I’ve noted earlier my problems in solving what “should” be a simple problem — finding a competent (but not too expensive) designer to build our email marketing templates to look appealing. Why should this be so difficult? There are plenty of really well-designed email templates/concepts and lots of businesses publish really good stuff, but I’m caught in a vortex.
One reader (honorably) suggested: “Why not sign up with one of the commercial services?” for the weekly constructionmarketingideas.com email. She named it — and indeed the service (mailchimp.com) offers a user-free option for many smaller mailings, and the list I’m using for this project would qualify for the service. So it is a solution, sort of.
But I have other lists, letters, needs, and all of these are on the handy and reliable self-hosted server model, with really good data and pretty strong spam protection/avoidance tools. So hiving off this list and leaving the others where they are seems like an inelegant solution, at best.
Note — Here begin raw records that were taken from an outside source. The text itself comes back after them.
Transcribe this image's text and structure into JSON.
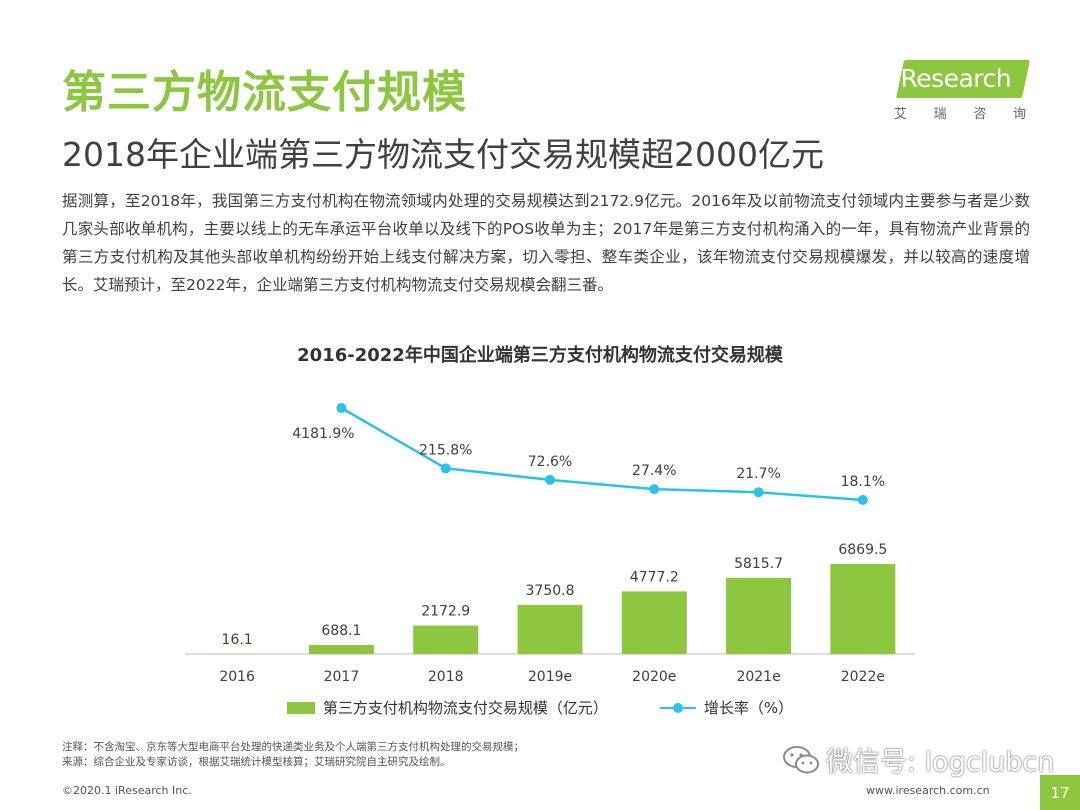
{
  "header": {
    "title": "第三方物流支付规模",
    "subtitle": "2018年企业端第三方物流支付交易规模超2000亿元"
  },
  "logo": {
    "text": "iResearch",
    "subtitle_chars": [
      "艾",
      "瑞",
      "咨",
      "询"
    ]
  },
  "body_text": "据测算，至2018年，我国第三方支付机构在物流领域内处理的交易规模达到2172.9亿元。2016年及以前物流支付领域内主要参与者是少数几家头部收单机构，主要以线上的无车承运平台收单以及线下的POS收单为主；2017年是第三方支付机构涌入的一年，具有物流产业背景的第三方支付机构及其他头部收单机构纷纷开始上线支付解决方案，切入零担、整车类企业，该年物流支付交易规模爆发，并以较高的速度增长。艾瑞预计，至2022年，企业端第三方支付机构物流支付交易规模会翻三番。",
  "chart_data": {
    "type": "bar",
    "title": "2016-2022年中国企业端第三方支付机构物流支付交易规模",
    "categories": [
      "2016",
      "2017",
      "2018",
      "2019e",
      "2020e",
      "2021e",
      "2022e"
    ],
    "series": [
      {
        "name": "第三方支付机构物流支付交易规模（亿元）",
        "type": "bar",
        "values": [
          16.1,
          688.1,
          2172.9,
          3750.8,
          4777.2,
          5815.7,
          6869.5
        ],
        "labels": [
          "16.1",
          "688.1",
          "2172.9",
          "3750.8",
          "4777.2",
          "5815.7",
          "6869.5"
        ]
      },
      {
        "name": "增长率（%）",
        "type": "line",
        "values": [
          null,
          4181.9,
          215.8,
          72.6,
          27.4,
          21.7,
          18.1
        ],
        "labels": [
          "",
          "4181.9%",
          "215.8%",
          "72.6%",
          "27.4%",
          "21.7%",
          "18.1%"
        ]
      }
    ],
    "xlabel": "",
    "ylabel": "",
    "grid": false
  },
  "colors": {
    "accent": "#8dc63f",
    "line": "#29c3e8"
  },
  "notes": [
    "注释：不含淘宝、京东等大型电商平台处理的快递类业务及个人端第三方支付机构处理的交易规模；",
    "来源：综合企业及专家访谈，根据艾瑞统计模型核算；艾瑞研究院自主研究及绘制。"
  ],
  "footer": {
    "copyright": "©2020.1 iResearch Inc.",
    "website": "www.iresearch.com.cn",
    "page": "17"
  },
  "watermark": {
    "text": "微信号: logclubcn",
    "icon": "wechat-icon"
  }
}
There are options, of course. I could post and offer to pay $20 to $50 an hour or more (for a possibly undefined, but certainly longer-than-I-would like) time for some expert help. Maybe okay for an hour or two, but for 30 to 40 hours? Sometimes good solutions are costly, I know, but why is it that seemingly equal problems can be solved quickly with a few clicks of the button and many competing service providers for $20 or $30?
We experience these paradoxes of course quite frequently in marketing. Sometimes the answers and business-building solutions are so simple and easy they shock us with their effectiveness and simplicity. Sometimes, we struggle, endlessly it seems, without an answer. And sometimes the answer appears quickly and seemingly out-of-the-blue, but can’t quickly be replicated. You try, try again, and still can’t repeat the good fortune (until some other surprise occurs).
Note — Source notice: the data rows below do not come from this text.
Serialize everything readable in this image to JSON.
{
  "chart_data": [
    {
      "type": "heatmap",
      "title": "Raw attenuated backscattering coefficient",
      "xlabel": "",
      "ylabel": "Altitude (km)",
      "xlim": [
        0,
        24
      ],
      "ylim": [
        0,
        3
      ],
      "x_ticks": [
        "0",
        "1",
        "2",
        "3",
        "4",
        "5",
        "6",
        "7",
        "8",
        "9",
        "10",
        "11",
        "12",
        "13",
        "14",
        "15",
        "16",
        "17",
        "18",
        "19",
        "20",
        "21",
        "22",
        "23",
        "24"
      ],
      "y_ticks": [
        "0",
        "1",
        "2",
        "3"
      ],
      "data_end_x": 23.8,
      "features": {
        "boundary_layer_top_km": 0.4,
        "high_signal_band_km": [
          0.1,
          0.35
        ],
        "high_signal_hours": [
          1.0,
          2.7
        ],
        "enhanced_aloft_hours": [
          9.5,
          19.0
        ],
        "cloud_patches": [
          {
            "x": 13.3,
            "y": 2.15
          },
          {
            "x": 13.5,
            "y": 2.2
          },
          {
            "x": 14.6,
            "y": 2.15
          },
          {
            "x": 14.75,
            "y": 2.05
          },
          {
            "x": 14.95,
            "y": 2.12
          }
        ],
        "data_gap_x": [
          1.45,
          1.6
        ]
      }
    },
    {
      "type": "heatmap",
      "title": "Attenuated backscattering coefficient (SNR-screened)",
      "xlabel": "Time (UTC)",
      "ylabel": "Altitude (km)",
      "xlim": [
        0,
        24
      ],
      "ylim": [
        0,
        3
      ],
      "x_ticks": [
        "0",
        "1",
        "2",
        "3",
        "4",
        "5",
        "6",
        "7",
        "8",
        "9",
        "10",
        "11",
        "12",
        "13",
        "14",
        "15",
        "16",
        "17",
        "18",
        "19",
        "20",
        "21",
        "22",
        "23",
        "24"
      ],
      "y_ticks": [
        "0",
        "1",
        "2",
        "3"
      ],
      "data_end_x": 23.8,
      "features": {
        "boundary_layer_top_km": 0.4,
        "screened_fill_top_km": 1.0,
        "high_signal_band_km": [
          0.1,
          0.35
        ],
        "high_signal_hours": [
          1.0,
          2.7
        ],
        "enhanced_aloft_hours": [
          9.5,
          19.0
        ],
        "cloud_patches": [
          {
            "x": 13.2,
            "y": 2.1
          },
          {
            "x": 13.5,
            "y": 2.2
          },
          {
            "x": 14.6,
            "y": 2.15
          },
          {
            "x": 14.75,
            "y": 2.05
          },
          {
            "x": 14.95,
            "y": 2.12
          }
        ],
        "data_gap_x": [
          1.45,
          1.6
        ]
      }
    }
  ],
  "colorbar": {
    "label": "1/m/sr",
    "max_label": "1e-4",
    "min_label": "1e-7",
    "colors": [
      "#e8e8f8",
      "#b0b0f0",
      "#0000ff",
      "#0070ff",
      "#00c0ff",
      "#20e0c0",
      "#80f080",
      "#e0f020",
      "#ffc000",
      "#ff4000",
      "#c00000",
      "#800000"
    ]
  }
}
Of course these elements frame the rest of our business and personal lives. Luck interfaces with science; experience shapes perceptions, and sometimes leads to repeatable inspiration, and sometimes to dead ends. The answer, I know, can be discovered in intelligent perseverance; not blindly repeating the same mistakes over and over (that would be insane, of course), but exploring, questioning, asking and searching for the answers that work right long-term. In this regard, I’m fortunate to have achieved longer-term success despite seemingly insurmountable obstacles along the way. I’ll solve this problem, and others. But it is still frustrating to be in the middle of the solution-searching stage.